The internet is a valuable tool. Knowledge is power. We learn so much with the help of online platforms. Without Instagram, the likelihood of the world having a front seat to the atrocities and intricacies of the political climate in Iran is low. Without Twitter, we would have learned as much front-line information from the war that broke out in February 2022. However, both platforms are blocked in the People’s Republic of China, along with Snapchat, Facebook, and WhatsApp; however, currently accessible through a VPN. The Chinese government heavily censors not only these social media platforms but also news websites and search engines, in what has been branded the ‘’Great Firewall of China.’’

This is not necessarily about which platforms are blocked, but merely about why. The question is not just about what information the Chinese government is trying to contain, but also, what they do not want their 1.4 billion citizens to see. It is justified within the state as trying to maintain social order.

As well as banning outside media sources, platforms that originated within China such as WeChat and Weibo are dealing with internal censorship. Words such as ‘Wuhan,’ ‘Xi Jinping,’ and ‘crisis,’ were censored during the pandemic. Citizens of China were forced to use simple and more complicated code names and words for specific terms to discuss internal corruption and share important information. For example, VPNs are regularly coded as ‘Vietnamese Pho Noodles,’ or ‘ladders,’ and June 4th, the infamous date of the 1989 Tiananmen Square massacre is referred to as ‘65 April’, and ‘eight squared.’

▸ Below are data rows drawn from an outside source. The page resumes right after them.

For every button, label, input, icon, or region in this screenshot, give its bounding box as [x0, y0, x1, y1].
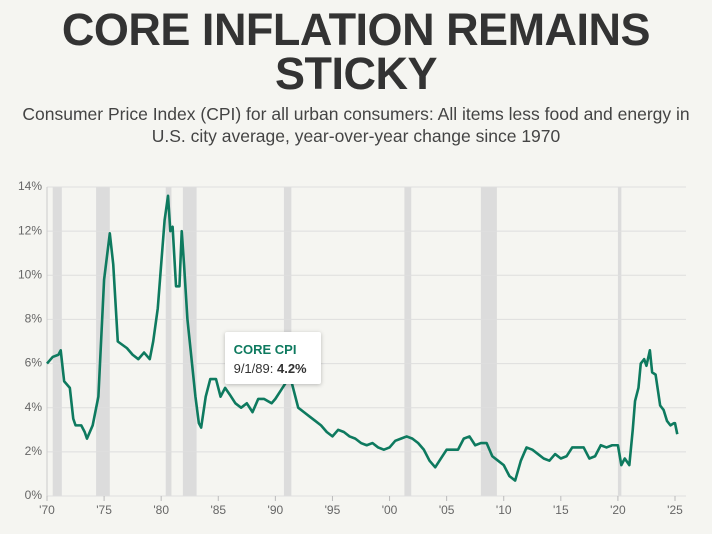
y-tick-label: 6%	[25, 356, 43, 370]
recession-band	[165, 187, 172, 496]
y-tick-label: 4%	[25, 400, 43, 414]
tooltip-label: CORE CPI	[233, 342, 297, 358]
line-series	[46, 194, 679, 482]
recession-band	[480, 187, 497, 496]
x-tick-label: '90	[268, 503, 284, 517]
x-tick-label: '05	[439, 503, 455, 517]
y-tick-label: 10%	[18, 267, 42, 281]
x-tick-label: '70	[39, 503, 55, 517]
tooltip-value: 4.2%	[276, 361, 307, 377]
x-tick-label: '80	[153, 503, 169, 517]
x-tick-label: '00	[382, 503, 398, 517]
x-tick-label: '75	[96, 503, 112, 517]
tooltip-date: 9/1/89:	[233, 361, 274, 377]
y-tick-label: 12%	[18, 223, 42, 237]
recession-band	[617, 187, 622, 496]
x-tick-label: '15	[553, 503, 569, 517]
x-tick-label: '85	[210, 503, 226, 517]
x-tick-label: '95	[325, 503, 341, 517]
y-tick-label: 0%	[25, 488, 43, 502]
y-tick-label: 8%	[25, 312, 43, 326]
y-tick-label: 2%	[25, 444, 43, 458]
x-tick-label: '20	[610, 503, 626, 517]
x-tick-label: '10	[496, 503, 512, 517]
x-tick-label: '25	[667, 503, 683, 517]
recession-band	[96, 187, 110, 496]
tooltip: CORE CPI 9/1/89: 4.2%	[224, 332, 321, 385]
recession-band	[404, 187, 412, 496]
chart-title: CORE INFLATION REMAINS STICKY	[61, 4, 651, 99]
chart-subtitle: Consumer Price Index (CPI) for all urban…	[22, 104, 690, 146]
recession-band	[52, 187, 62, 496]
y-tick-label: 14%	[18, 179, 42, 193]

The Chinese government constantly changes the list of banned and censored words and of course, never outwardly states the list in order to successfully stay on top of the creativity of Chinese web users. The new dictionary of appropriate and imaginative terms and phrases is ever-expanding and reducing daily.

Disallowing access both to information, and the ability to spread information is a major human rights violation. Without a doubt, it can be said that the Chinese government carefully and aggressively designed the measures taken to censor nearly a fifth of the world’s global population and ensure they have no voice. However, this did not mean that major companies such as Microsoft, Yahoo! and Google did not enable the undermining of Chinese civil rights, and all companies have been criticized for facilitating the repression of free speech and information access in China.

Microsoft operates Bing in China in a way that censorship can be upheld so that searches around certain areas are undiscoverable and non-existent in the country. On top of this, Google had loose plans to operate a search engine solely fitted to the Chinese market, that conformed with government rules, however, the plans were met with major criticisms from human rights activists and it never came into being.

As large companies turn a blind eye, and key and major information is continuously blocked in China, there is no doubt that censorship in a digital age violates many fundamental human rights. Knowledge is power, and that is something the government does not want its people to have.